Impfung ohne Termin in Essen: „Ich hatte deutlich mehr erwartet“
In Duisburg dagegen blieb der erhoffte Ansturm aus. 64 Duisburgerinnen und Duisburger ließen sich am vergangenen Mittwoch zwischen 10 und 16 Uhr in einem Einkaufszentrum impfen – 700 Impfdosen hätten zur Verfügung gestanden. Aufgrund des geringen Interesses sprach das Impfteam die Bürgerinnen und Bürger gezielt an – auf Deutsch, Englisch, Türkisch und Arabisch. „Wir freuen uns über jeden, der sich hier impfen lässt“, sagte eine Mitarbeiterin. „Einfacher geht es wirklich nicht.“
Auch in Gelsenkirchen macht sich eine gewisse Impfmüdigkeit breit. Seit einer Woche brauchen die Bürgerinnen und Bürger für die Impfung im Impfzentrum keinen Termin mehr. Laut dem stellvertretenden Leiter Julius Leberl seien am ersten Tag jedoch gerade einmal zehn Prozent der zur Verfügung stehenden Impfdosen verabreicht worden. Die Impfquote sei insbesondere bei den Jüngeren noch zu niedrig. Als Gegenmaßnahme setzt die Stadt seit Samstag einen mobilen Impfbus ein.
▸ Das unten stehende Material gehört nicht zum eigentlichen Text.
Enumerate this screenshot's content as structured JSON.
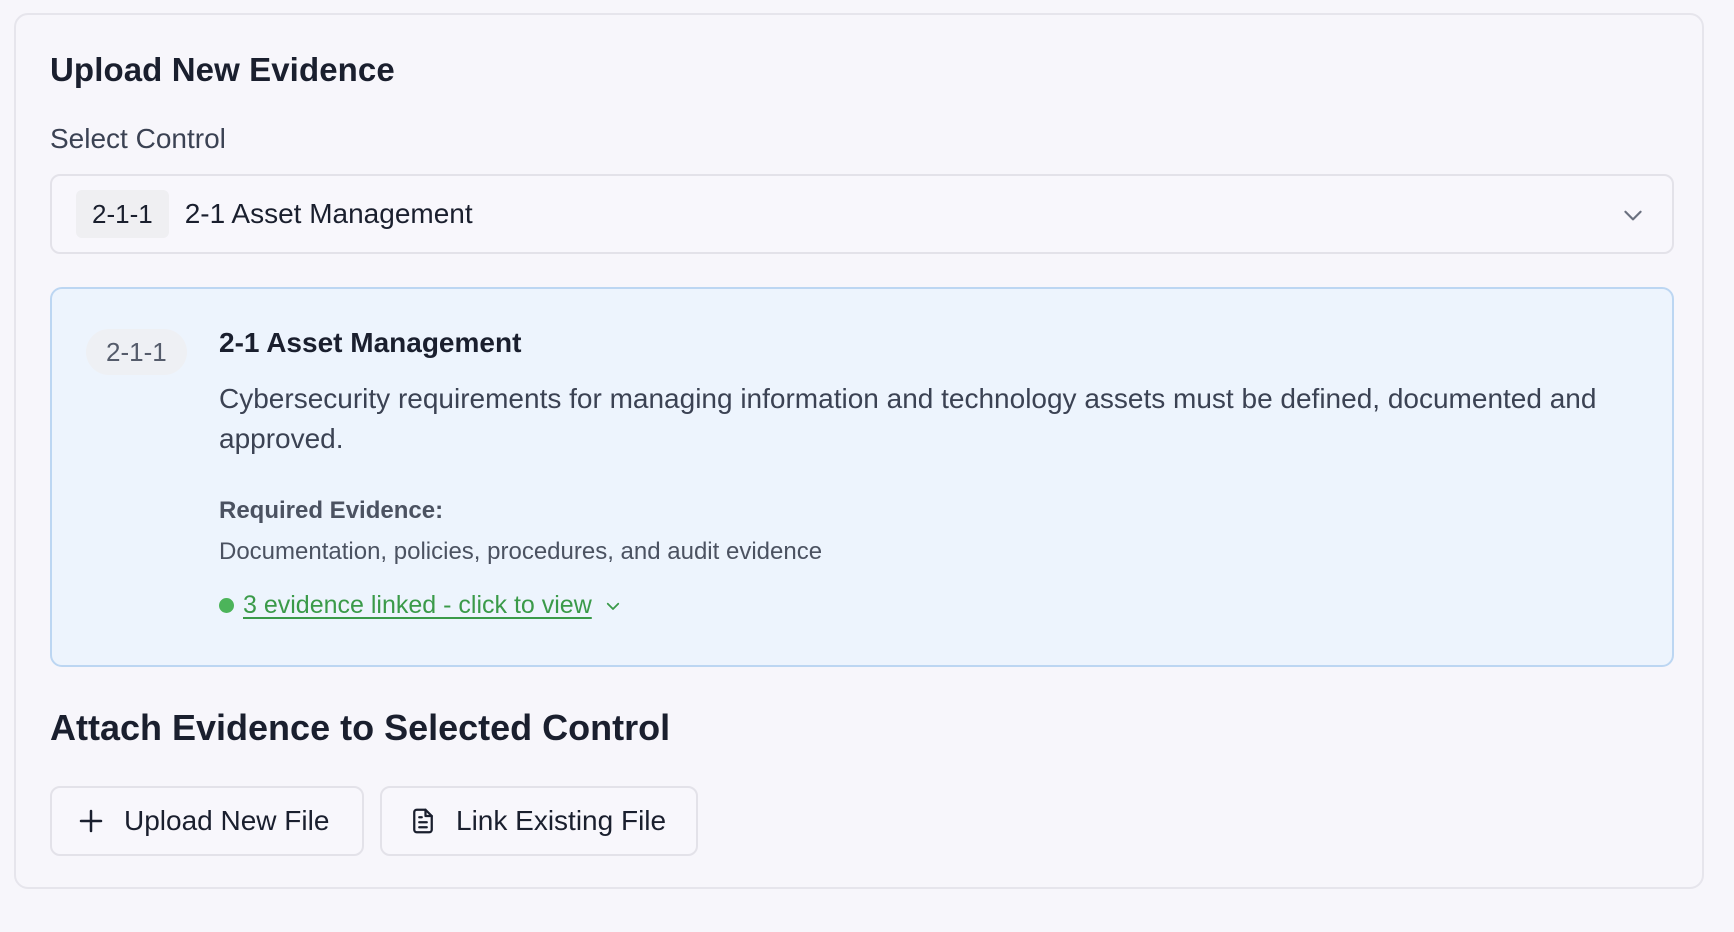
{
  "section": {
    "title": "Upload New Evidence",
    "select_label": "Select Control"
  },
  "control_select": {
    "code": "2-1-1",
    "value": "2-1 Asset Management",
    "icon": "chevron-down-icon"
  },
  "control_detail": {
    "code": "2-1-1",
    "title": "2-1 Asset Management",
    "description": "Cybersecurity requirements for managing information and technology assets must be defined, documented and approved.",
    "required_label": "Required Evidence:",
    "required_value": "Documentation, policies, procedures, and audit evidence",
    "evidence_link": "3 evidence linked - click to view",
    "status_color": "#4cb45a"
  },
  "attach": {
    "title": "Attach Evidence to Selected Control",
    "upload_label": "Upload New File",
    "upload_icon": "plus-icon",
    "link_label": "Link Existing File",
    "link_icon": "file-icon"
  }
}
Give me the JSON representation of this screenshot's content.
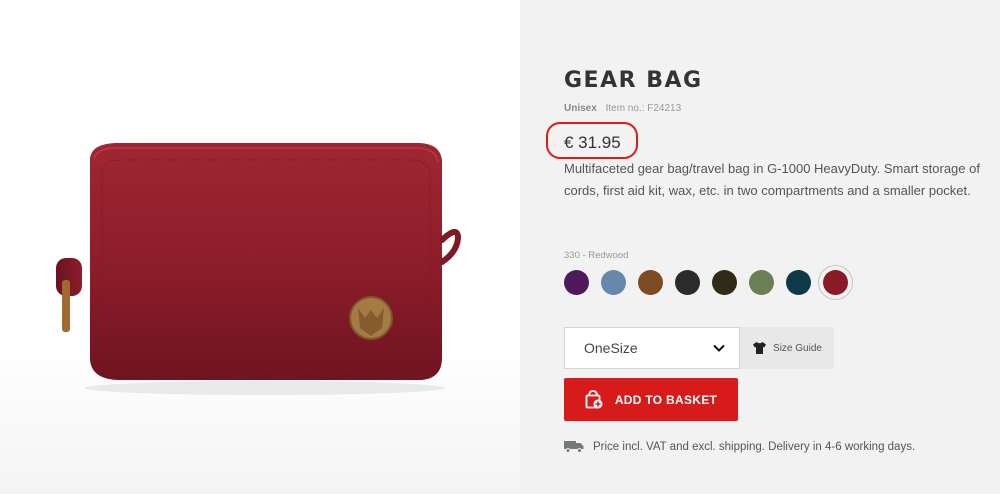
{
  "product": {
    "name": "GEAR BAG",
    "gender": "Unisex",
    "item_no": "Item no.: F24213",
    "price": "€ 31.95",
    "description": "Multifaceted gear bag/travel bag in G-1000 HeavyDuty. Smart storage of cords, first aid kit, wax, etc. in two compartments and a smaller pocket."
  },
  "colors": {
    "selected_label": "330 - Redwood",
    "swatches": [
      {
        "name": "purple",
        "hex": "#4f1a5c"
      },
      {
        "name": "blue",
        "hex": "#6588ab"
      },
      {
        "name": "brown",
        "hex": "#7d4a22"
      },
      {
        "name": "black",
        "hex": "#2b2b2b"
      },
      {
        "name": "dark-olive",
        "hex": "#2e2c16"
      },
      {
        "name": "green",
        "hex": "#6a7f54"
      },
      {
        "name": "navy",
        "hex": "#0f3848"
      },
      {
        "name": "redwood",
        "hex": "#8b1a27",
        "selected": true
      }
    ]
  },
  "size": {
    "value": "OneSize",
    "guide_label": "Size Guide"
  },
  "actions": {
    "basket_label": "ADD TO BASKET"
  },
  "shipping_note": "Price incl. VAT and excl. shipping. Delivery in 4-6 working days.",
  "accent_colors": {
    "button": "#d71a1a",
    "highlight_ring": "#e01919"
  }
}
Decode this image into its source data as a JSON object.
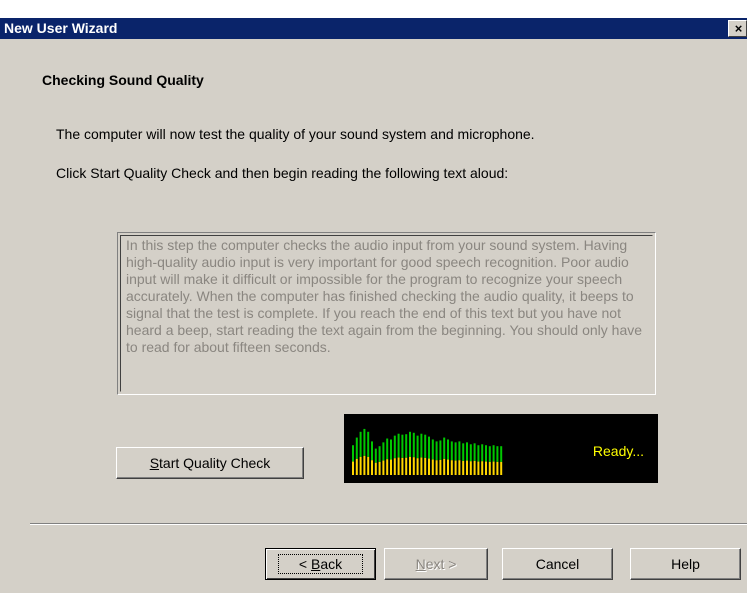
{
  "window": {
    "title": "New User Wizard",
    "close_glyph": "×"
  },
  "page": {
    "heading": "Checking Sound Quality",
    "intro": "The computer will now test the quality of your sound system and microphone.",
    "instruction": "Click Start Quality Check and then begin reading the following text aloud:",
    "reading_text": "In this step the computer checks the audio input from your sound system. Having high-quality audio input is very important for good speech recognition. Poor audio input will make it difficult or impossible for the program to recognize your speech accurately. When the computer has finished checking the audio quality, it beeps to signal that the test is complete. If you reach the end of this text but you have not heard a beep, start reading the text again from the beginning. You should only have to read for about fifteen seconds."
  },
  "quality_button": {
    "accel": "S",
    "rest": "tart Quality Check"
  },
  "meter": {
    "status": "Ready...",
    "colors": {
      "background": "#000000",
      "green": "#00c800",
      "yellow": "#ffd800",
      "status": "#ffff00"
    },
    "levels": [
      0.62,
      0.78,
      0.9,
      0.96,
      0.9,
      0.7,
      0.55,
      0.6,
      0.68,
      0.76,
      0.74,
      0.82,
      0.86,
      0.84,
      0.85,
      0.9,
      0.88,
      0.82,
      0.86,
      0.84,
      0.8,
      0.74,
      0.7,
      0.72,
      0.78,
      0.74,
      0.7,
      0.68,
      0.7,
      0.66,
      0.68,
      0.64,
      0.66,
      0.62,
      0.64,
      0.62,
      0.6,
      0.62,
      0.6,
      0.6
    ]
  },
  "nav": {
    "back": {
      "arrow": "< ",
      "accel": "B",
      "rest": "ack"
    },
    "next": {
      "accel": "N",
      "rest": "ext >"
    },
    "cancel": "Cancel",
    "help": "Help"
  }
}
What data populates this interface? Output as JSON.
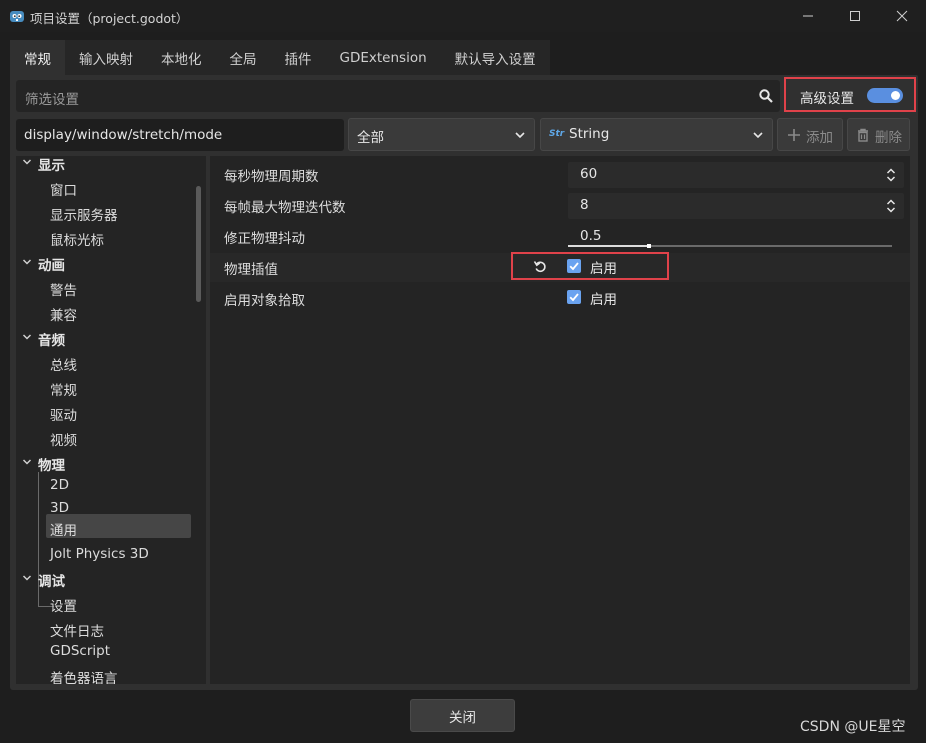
{
  "window": {
    "title": "项目设置（project.godot）",
    "controls": {
      "minimize": "minimize-icon",
      "maximize": "maximize-icon",
      "close": "close-icon"
    }
  },
  "tabs": [
    {
      "label": "常规",
      "active": true
    },
    {
      "label": "输入映射",
      "active": false
    },
    {
      "label": "本地化",
      "active": false
    },
    {
      "label": "全局",
      "active": false
    },
    {
      "label": "插件",
      "active": false
    },
    {
      "label": "GDExtension",
      "active": false
    },
    {
      "label": "默认导入设置",
      "active": false
    }
  ],
  "filter": {
    "placeholder": "筛选设置"
  },
  "advanced": {
    "label": "高级设置",
    "enabled": true
  },
  "property_path": "display/window/stretch/mode",
  "category_select": {
    "value": "全部"
  },
  "type_select": {
    "value": "String",
    "icon_text": "Str"
  },
  "actions": {
    "add_label": "添加",
    "delete_label": "删除"
  },
  "tree": [
    {
      "label": "显示",
      "type": "category"
    },
    {
      "label": "窗口",
      "type": "item"
    },
    {
      "label": "显示服务器",
      "type": "item"
    },
    {
      "label": "鼠标光标",
      "type": "item"
    },
    {
      "label": "动画",
      "type": "category"
    },
    {
      "label": "警告",
      "type": "item"
    },
    {
      "label": "兼容",
      "type": "item"
    },
    {
      "label": "音频",
      "type": "category"
    },
    {
      "label": "总线",
      "type": "item"
    },
    {
      "label": "常规",
      "type": "item"
    },
    {
      "label": "驱动",
      "type": "item"
    },
    {
      "label": "视频",
      "type": "item"
    },
    {
      "label": "物理",
      "type": "category"
    },
    {
      "label": "2D",
      "type": "item"
    },
    {
      "label": "3D",
      "type": "item"
    },
    {
      "label": "通用",
      "type": "item",
      "selected": true
    },
    {
      "label": "Jolt Physics 3D",
      "type": "item"
    },
    {
      "label": "调试",
      "type": "category"
    },
    {
      "label": "设置",
      "type": "item"
    },
    {
      "label": "文件日志",
      "type": "item"
    },
    {
      "label": "GDScript",
      "type": "item"
    },
    {
      "label": "着色器语言",
      "type": "item"
    }
  ],
  "properties": [
    {
      "name": "每秒物理周期数",
      "value": "60"
    },
    {
      "name": "每帧最大物理迭代数",
      "value": "8"
    },
    {
      "name": "修正物理抖动",
      "value": "0.5",
      "slider_fraction": 0.25
    },
    {
      "name": "物理插值",
      "checkbox_label": "启用",
      "checked": true
    },
    {
      "name": "启用对象拾取",
      "checkbox_label": "启用",
      "checked": true
    }
  ],
  "close_button": "关闭",
  "watermark": "CSDN @UE星空",
  "colors": {
    "accent": "#5a8fe0",
    "highlight": "#e0424a",
    "panel": "#303030"
  }
}
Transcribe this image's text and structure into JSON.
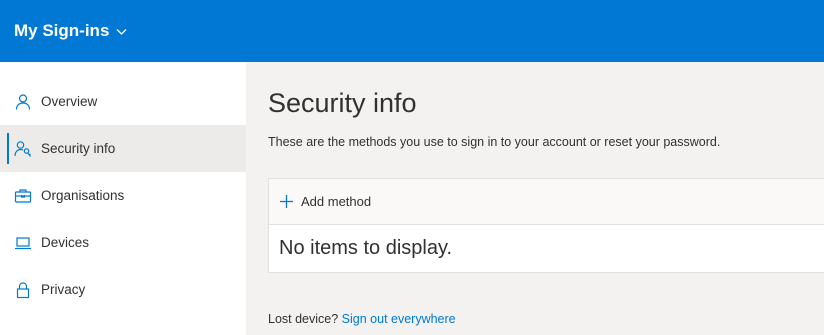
{
  "header": {
    "title": "My Sign-ins",
    "bg_color": "#0078d4",
    "menu_icon": "chevron-down-icon"
  },
  "sidebar": {
    "items": [
      {
        "id": "overview",
        "label": "Overview",
        "icon": "person-icon",
        "active": false
      },
      {
        "id": "security-info",
        "label": "Security info",
        "icon": "person-key-icon",
        "active": true
      },
      {
        "id": "organisations",
        "label": "Organisations",
        "icon": "briefcase-icon",
        "active": false
      },
      {
        "id": "devices",
        "label": "Devices",
        "icon": "laptop-icon",
        "active": false
      },
      {
        "id": "privacy",
        "label": "Privacy",
        "icon": "lock-icon",
        "active": false
      }
    ]
  },
  "main": {
    "title": "Security info",
    "description": "These are the methods you use to sign in to your account or reset your password.",
    "add_method_label": "Add method",
    "empty_message": "No items to display.",
    "lost_device_text": "Lost device?",
    "sign_out_link": "Sign out everywhere"
  },
  "colors": {
    "accent": "#0078d4",
    "main_bg": "#f3f2f1",
    "active_nav_bg": "#edebe9"
  }
}
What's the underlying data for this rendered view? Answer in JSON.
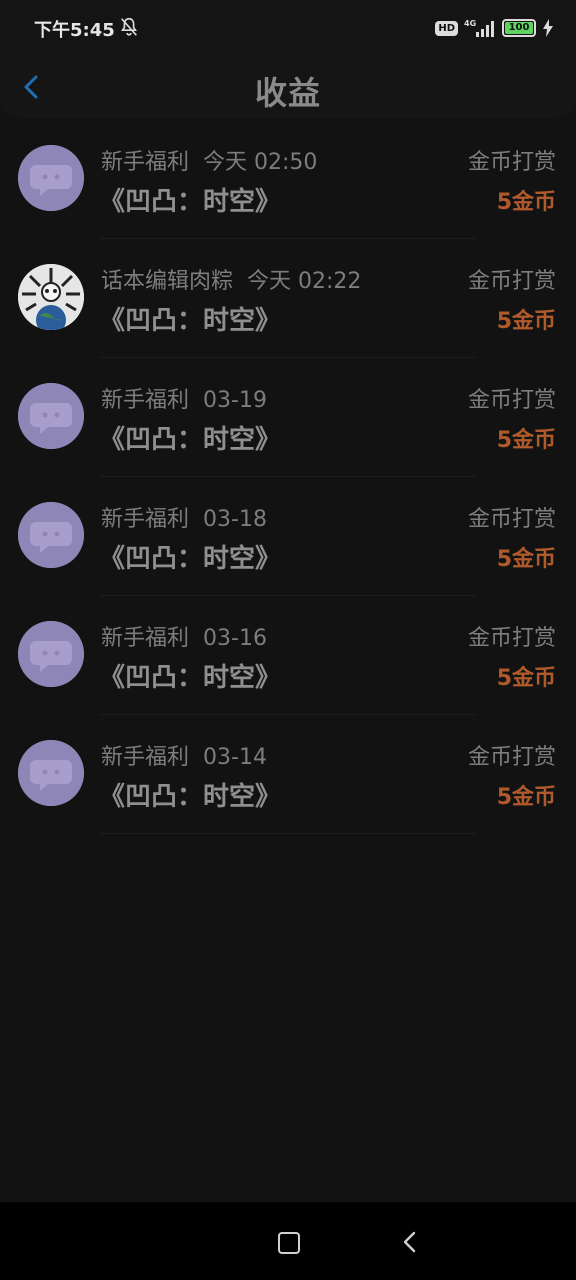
{
  "status_bar": {
    "time": "下午5:45",
    "hd": "HD",
    "network": "4G",
    "battery": "100"
  },
  "header": {
    "title": "收益"
  },
  "records": [
    {
      "user": "新手福利",
      "time": "今天 02:50",
      "work": "《凹凸：时空》",
      "type": "金币打赏",
      "amount": "5金币",
      "avatar": "chat-bubble-avatar"
    },
    {
      "user": "话本编辑肉粽",
      "time": "今天 02:22",
      "work": "《凹凸：时空》",
      "type": "金币打赏",
      "amount": "5金币",
      "avatar": "panda-earth-avatar"
    },
    {
      "user": "新手福利",
      "time": "03-19",
      "work": "《凹凸：时空》",
      "type": "金币打赏",
      "amount": "5金币",
      "avatar": "chat-bubble-avatar"
    },
    {
      "user": "新手福利",
      "time": "03-18",
      "work": "《凹凸：时空》",
      "type": "金币打赏",
      "amount": "5金币",
      "avatar": "chat-bubble-avatar"
    },
    {
      "user": "新手福利",
      "time": "03-16",
      "work": "《凹凸：时空》",
      "type": "金币打赏",
      "amount": "5金币",
      "avatar": "chat-bubble-avatar"
    },
    {
      "user": "新手福利",
      "time": "03-14",
      "work": "《凹凸：时空》",
      "type": "金币打赏",
      "amount": "5金币",
      "avatar": "chat-bubble-avatar"
    }
  ],
  "colors": {
    "accent_back": "#1f6fb3",
    "amount": "#b05a2c",
    "avatar_bg": "#8f86b8"
  }
}
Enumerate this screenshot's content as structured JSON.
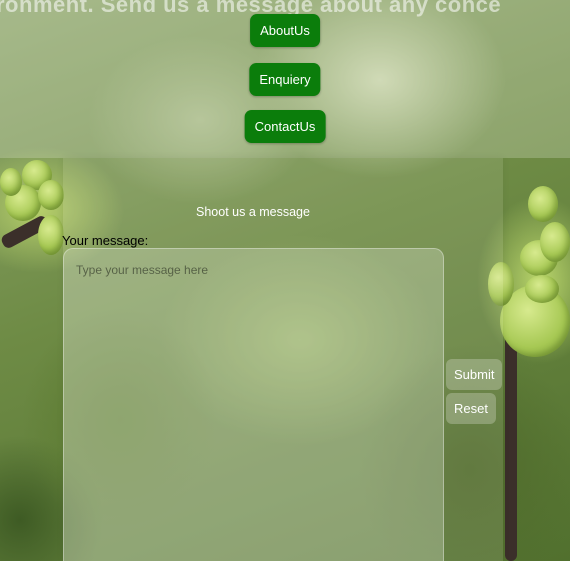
{
  "banner": {
    "scroll_text": "ronment. Send us a message about any conce"
  },
  "nav": {
    "items": [
      {
        "label": "AboutUs"
      },
      {
        "label": "Enquiery"
      },
      {
        "label": "ContactUs"
      }
    ]
  },
  "form": {
    "title": "Shoot us a message",
    "message_label": "Your message:",
    "message_placeholder": "Type your message here",
    "submit_label": "Submit",
    "reset_label": "Reset"
  },
  "colors": {
    "nav_button": "#0b7d0b",
    "text_light": "#ffffff"
  }
}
Das Impfzentrum wird aufgrund der geringen Nachfrage in den kommenden zwei Wochen nur an ausgewählten Tagen geöffnet sein.
Stefan Steinmetz, medizinischer Leiter des Impfzentrums in Essen, warnt ebenfalls vor einer allgemeinen Impfmüdigkeit in der Bevölkerung. Seit vergangener Woche können sich Bürgerinnen und Bürger in der Messehalle ohne Termin impfen lassen. Nach einem vielversprechenden Morgen sei das Interesse jedoch bereits am Nachmittag des ersten Tages stark gesunken. So seien zum Auftakt gerade einmal 500 Bürgerinnen und Bürger ohne Termin erschienen. „Ich hatte deutlich mehr erwartet“, bedauert Steinmetz. Nun habe man genügend Impfstoff, „aber keine interessierten Bürger“.
Impfung ohne Termin weiter möglich
■ In einigen Städten im Ruhrgebiet können sich Bürgerinnen und Bürger auch in dieser Woche noch an spontanen Impfaktionen beteiligen. Bis einschließlich Mittwoch, 21. Juli, haben Duisburgerinnen und Duisburger über 18 Jahre von 12 bis 18 Uhr vor dem Hauptbahnhof die Möglichkeit, sich mit Moderna impfen zu lassen.
■ Auch in Bochum sind weitere Impfaktionen geplant: Bis einschließlich Samstag, 24. Juli, wird jeweils von 14 bis 18 Uhr im Ruhrpark in einem Pop-Up-Impfzentrum nahe der Bushaltestelle „Am Ruhrpark“ geimpft.
■ In vielen Impfzentren in NRW sind außerdem weiterhin Impfungen ohne Termin möglich.